Josef Wiedemann

*15. 10. 1910Munich, Germany
18. 4. 2001Munich, Germany
Hlavní obrázek
Biography
Josef Theodor Wiedemann was a full professor at the Technical University of Munich and a member of the Bavarian Academy of Fine Arts. He came from a family of Bavarian-Swabian farmers and craftsmen. After graduating from high school in 1930, he began studying architecture at the Technical University of Munich from 1931-35 on the recommendation of Theodor Fischer, where his teachers included German Bestelmeyer and Hans Döllgast, whom Wiedemann regarded as his master. His professional development was also influenced by Robert Vorhoelzer and the Munich sculptor Josef Wackerle.
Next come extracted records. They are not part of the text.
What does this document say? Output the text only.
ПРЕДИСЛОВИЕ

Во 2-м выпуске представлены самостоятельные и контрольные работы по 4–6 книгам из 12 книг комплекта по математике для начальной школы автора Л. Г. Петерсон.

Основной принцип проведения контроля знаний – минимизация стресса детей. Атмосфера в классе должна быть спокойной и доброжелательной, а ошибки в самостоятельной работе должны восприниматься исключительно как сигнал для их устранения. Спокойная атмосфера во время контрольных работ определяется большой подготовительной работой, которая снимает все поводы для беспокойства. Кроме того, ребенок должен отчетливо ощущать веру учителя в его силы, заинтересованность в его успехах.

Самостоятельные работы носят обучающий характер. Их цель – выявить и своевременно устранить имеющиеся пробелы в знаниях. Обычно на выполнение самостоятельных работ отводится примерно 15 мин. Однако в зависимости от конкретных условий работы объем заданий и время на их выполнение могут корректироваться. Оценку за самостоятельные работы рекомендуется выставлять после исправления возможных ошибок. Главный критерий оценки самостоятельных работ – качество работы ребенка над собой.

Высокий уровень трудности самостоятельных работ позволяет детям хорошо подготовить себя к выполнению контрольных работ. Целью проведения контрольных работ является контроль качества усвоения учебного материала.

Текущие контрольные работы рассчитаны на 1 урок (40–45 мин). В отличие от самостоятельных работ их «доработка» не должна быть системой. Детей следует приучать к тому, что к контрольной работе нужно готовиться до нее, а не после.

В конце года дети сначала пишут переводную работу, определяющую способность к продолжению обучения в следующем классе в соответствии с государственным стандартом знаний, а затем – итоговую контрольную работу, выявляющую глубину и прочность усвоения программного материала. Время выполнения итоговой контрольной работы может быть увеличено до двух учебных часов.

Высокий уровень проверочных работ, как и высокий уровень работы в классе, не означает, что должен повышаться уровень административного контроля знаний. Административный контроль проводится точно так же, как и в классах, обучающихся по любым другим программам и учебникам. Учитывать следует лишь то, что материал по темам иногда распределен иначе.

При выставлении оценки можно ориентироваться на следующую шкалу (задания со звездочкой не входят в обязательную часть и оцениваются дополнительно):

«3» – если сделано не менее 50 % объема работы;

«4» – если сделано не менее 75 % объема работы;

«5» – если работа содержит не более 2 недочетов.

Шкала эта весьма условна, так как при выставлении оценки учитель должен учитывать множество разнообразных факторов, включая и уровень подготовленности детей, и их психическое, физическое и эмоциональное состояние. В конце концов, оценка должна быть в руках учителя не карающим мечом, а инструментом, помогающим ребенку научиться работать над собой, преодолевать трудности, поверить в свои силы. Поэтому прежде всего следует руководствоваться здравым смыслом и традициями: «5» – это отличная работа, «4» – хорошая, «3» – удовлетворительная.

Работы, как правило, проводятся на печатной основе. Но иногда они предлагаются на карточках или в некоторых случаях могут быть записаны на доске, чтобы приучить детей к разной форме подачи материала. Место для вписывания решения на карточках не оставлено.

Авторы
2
In the autumn of 1933, he became a member of the SS. In 1936, he joined the studio of Roderich Fick in Herrsching. In 1940, he moved to Linz, where Fick was appointed as a state building advisor. After a year of military service, he was captured in 1945 and was able to return to Bavaria in 1946. After denazification, he established his own office in Munich in 1948. Throughout the 1950s, he made a name for himself with imaginative reconstructions and representative commercial buildings. In the 1950s and 60s, he operated one of the largest and most renowned architectural firms in Munich. In 1955, he was appointed professor of design, heritage conservation, and sacred architecture at the Technical University of Munich, where he worked until 1976. In 1956, he was appointed to the Bavarian Academy of Fine Arts.